Semarang (ANTARA) - Modus pencurian data pribadi melalui phishing adalah kejahatan dunia digital yang berbahaya dan akhir-akhir ini marak terjadi melalui media sosial, salah satunya melalui pesan whatsapp. Banyak kasus phishing terjadi dengan mengirimkan link yang tidak terverifikasi melalui pesan whatsapp tersebut, karenanya harus diwaspadai.
“Semisal bapak dan ibu menerima link paket untuk dilacak atau pun surat undangan, jangan langsung diklik, karena jika bapak dan ibu mengklik link tersebut, maka data pribadi bapak dan ibu dicuri,” kata Ketua Tim Literasi Digital Adya Foundation I Komang Suartama.
Komang menambahkan, verifikasi terhadap sumber link dan memeriksa kredibilitas dari pengirim pesan adalah hal yang wajib dilakukan. Bukan hanya itu, sikap kita dalam menghadapi hal semacam itu juga menjadi faktor penting.
“Harus dapat menjaga emosi, jangan panik, periksa apakah linknya aman atau tidak, kenali ciri-ciri link yang berbahaya,” lanjutnya.

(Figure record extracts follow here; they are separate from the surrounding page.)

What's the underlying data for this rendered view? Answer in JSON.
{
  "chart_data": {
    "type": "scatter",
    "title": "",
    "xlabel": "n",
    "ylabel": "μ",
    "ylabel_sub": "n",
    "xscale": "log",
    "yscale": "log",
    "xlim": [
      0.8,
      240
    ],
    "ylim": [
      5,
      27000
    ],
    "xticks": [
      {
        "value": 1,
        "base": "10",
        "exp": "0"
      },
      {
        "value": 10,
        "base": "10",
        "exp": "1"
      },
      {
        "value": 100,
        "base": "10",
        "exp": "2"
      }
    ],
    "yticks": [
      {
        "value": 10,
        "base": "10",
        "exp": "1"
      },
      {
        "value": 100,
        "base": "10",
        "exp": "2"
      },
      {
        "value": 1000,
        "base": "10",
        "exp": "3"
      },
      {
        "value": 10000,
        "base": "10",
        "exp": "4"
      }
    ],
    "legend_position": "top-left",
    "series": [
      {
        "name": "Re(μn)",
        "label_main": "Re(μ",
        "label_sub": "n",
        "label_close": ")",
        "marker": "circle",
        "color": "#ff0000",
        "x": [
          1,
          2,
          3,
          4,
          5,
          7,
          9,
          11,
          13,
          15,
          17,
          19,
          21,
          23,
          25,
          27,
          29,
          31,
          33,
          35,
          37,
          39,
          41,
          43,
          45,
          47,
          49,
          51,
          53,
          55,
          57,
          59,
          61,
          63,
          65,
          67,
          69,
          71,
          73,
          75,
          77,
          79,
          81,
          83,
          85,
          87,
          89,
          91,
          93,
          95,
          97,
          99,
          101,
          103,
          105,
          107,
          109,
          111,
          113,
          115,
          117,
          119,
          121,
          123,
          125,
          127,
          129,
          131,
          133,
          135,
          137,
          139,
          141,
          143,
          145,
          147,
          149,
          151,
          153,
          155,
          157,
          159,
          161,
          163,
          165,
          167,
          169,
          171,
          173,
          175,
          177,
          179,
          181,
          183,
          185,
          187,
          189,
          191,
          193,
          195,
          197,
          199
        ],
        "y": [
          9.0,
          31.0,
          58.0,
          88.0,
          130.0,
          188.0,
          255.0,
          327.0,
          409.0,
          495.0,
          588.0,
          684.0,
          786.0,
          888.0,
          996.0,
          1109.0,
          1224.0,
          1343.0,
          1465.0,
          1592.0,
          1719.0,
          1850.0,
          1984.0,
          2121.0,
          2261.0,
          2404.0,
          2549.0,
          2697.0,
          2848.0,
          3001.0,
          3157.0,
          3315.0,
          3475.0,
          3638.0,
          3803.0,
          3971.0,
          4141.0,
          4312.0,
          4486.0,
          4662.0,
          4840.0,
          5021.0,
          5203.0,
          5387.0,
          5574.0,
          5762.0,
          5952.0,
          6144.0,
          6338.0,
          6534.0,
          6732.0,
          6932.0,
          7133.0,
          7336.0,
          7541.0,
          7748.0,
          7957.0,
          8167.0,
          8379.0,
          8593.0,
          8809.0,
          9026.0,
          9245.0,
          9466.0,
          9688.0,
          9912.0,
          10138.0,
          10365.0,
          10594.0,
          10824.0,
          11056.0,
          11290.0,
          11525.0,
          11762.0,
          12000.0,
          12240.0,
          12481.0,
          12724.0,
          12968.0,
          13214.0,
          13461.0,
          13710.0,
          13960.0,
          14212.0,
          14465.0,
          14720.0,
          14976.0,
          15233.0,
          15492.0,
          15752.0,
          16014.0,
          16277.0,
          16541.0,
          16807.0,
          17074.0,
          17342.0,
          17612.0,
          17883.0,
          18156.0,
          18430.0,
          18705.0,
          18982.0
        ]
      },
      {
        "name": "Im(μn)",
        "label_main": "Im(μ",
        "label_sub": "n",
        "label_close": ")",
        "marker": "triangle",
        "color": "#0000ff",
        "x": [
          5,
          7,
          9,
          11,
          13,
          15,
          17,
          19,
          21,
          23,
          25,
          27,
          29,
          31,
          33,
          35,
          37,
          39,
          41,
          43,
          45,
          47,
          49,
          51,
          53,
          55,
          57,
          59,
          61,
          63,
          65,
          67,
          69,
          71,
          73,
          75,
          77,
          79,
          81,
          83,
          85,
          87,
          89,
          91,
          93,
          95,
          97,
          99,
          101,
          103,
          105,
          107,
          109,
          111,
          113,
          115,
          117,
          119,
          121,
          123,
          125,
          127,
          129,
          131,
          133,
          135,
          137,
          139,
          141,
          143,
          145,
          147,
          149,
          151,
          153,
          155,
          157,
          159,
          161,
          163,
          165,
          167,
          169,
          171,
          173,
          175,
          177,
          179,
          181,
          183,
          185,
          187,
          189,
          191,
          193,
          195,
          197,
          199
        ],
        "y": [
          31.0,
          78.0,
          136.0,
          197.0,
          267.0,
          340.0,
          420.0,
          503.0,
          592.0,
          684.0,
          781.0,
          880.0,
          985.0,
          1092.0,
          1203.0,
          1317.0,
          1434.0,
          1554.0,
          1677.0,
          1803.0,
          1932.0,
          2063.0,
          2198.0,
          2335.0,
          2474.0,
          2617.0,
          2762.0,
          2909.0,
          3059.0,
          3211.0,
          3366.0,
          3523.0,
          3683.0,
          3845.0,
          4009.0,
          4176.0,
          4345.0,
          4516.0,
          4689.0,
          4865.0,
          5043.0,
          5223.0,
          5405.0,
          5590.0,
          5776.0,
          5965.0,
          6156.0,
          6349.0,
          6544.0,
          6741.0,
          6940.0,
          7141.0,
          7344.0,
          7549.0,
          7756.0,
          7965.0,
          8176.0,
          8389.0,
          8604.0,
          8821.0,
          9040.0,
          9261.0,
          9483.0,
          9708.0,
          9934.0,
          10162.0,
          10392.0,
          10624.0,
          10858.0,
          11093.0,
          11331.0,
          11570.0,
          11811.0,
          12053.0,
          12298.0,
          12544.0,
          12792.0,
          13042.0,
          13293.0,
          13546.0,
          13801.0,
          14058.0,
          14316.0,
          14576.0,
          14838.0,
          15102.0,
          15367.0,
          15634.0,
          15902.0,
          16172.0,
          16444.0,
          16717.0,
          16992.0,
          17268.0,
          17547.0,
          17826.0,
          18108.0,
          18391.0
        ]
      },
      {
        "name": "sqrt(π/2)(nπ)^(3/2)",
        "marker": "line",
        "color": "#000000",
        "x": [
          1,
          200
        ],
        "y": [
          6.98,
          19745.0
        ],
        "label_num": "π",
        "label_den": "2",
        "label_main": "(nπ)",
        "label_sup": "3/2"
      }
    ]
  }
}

Menurut Komang, edukasi terkait digital skill menjadi hal yang krusial bagi masyarakat Serangan. Hal itu karena masyarakat juga harus turut serta berperan aktif dalam mengantisipasi adanya kejahatan-kejahatan yang muncul sebagai side effect kemajuan teknologi. Tidak hanya soal phishing, hoaks masih pula menjadi momok menakutkan bagi pesatnya digitalisasi.
“Biasanya kita dapat informasi di media digital lebih cepat daripada di koran. Hal itu adalah keunggulan pertama yang kita dapatkan dari mengakses media digital. Kemudian informasi bisa tersebar secara luas dan cepat, sehingga memudahkan kita dalam berbagi,” jelasnya.
Pada saat sebelum membagikan informasi, lanjut Komang, kita perlu memeriksa kredibilitas sumber berita. Masyarakat diharapkan dapat mengetahui berita mana yang layak dibagikan dan mana yang tidak.
“Apabila kemudian ditemukan berita yang mencurigakan, bapak dan ibu dapat melaporkan berita tersebut melalui aduan konten atau turnbackhoax.id,” pungkas Komang.
Bincang-bincang soal hoaks, Dosen Universitas Primakara Putri Anugrah Cahaya Dewi juga turut memaparkan pendapatnya. Menurut Putri, hoaks itu layaknya virus di mana jika kita ikut menyebarkan, virus itu bisa merebak ke berbagai arah.
“Jika kita mendapati berita itu tidak benar, maka kita harus menghentikan virus itu di kita agar kemudian tidak semakin menyebar,” katanya.
Saat ada yang kita kenal menyebarkan berita, lanjut Putri, perlu ditanyakan lagi keabsahan berita kepada yang bersangkutan. Jika dirasa sumber yang tertera tidak kredibilitas atau bahkan mencurigakan, hentikan di kita.
“Apapun yang kita sebarkan, kita memiliki andil di situ, sehingga kita harus tahu apa konsekuensinya. Jejak digital adalah hal yang nyata, sebabnya perlu kehati-hatian di media sosial,” lanjutnya.
Etika digital kemudian menjadi unsur yang penting dalam proses menyebarkan berita dan mengunggah konten. Hal itu adalah salah satu bentuk kontribusi
masyarakat dalam menjaga keseimbangan dan keamanan di ruang digital.
“Berkomunikasi di media sosial, harus hati-hati dengan apa yang kita posting, kritis terhadap berita yang kita terima, sebutkan sumber kita mau sharing data, jaga tata bahasa, dan jaga emosi di ruang digital,” pungkasnya.
Kegiatan Gali Ilmu Literasi Digital di Kota Denpasar pada Jumat (22/3/2024) dengan tema “Makin Cakap Digital dengan 4 Pilar Literasi Digital dan Produktivitas di Era Digital” tersebut merupakan rangkaian kegiatan program Indonesia Makin Cakap Digital yang diinisiasi oleh Kementerian Komunikasi dan Informatika (Kemenkominfo).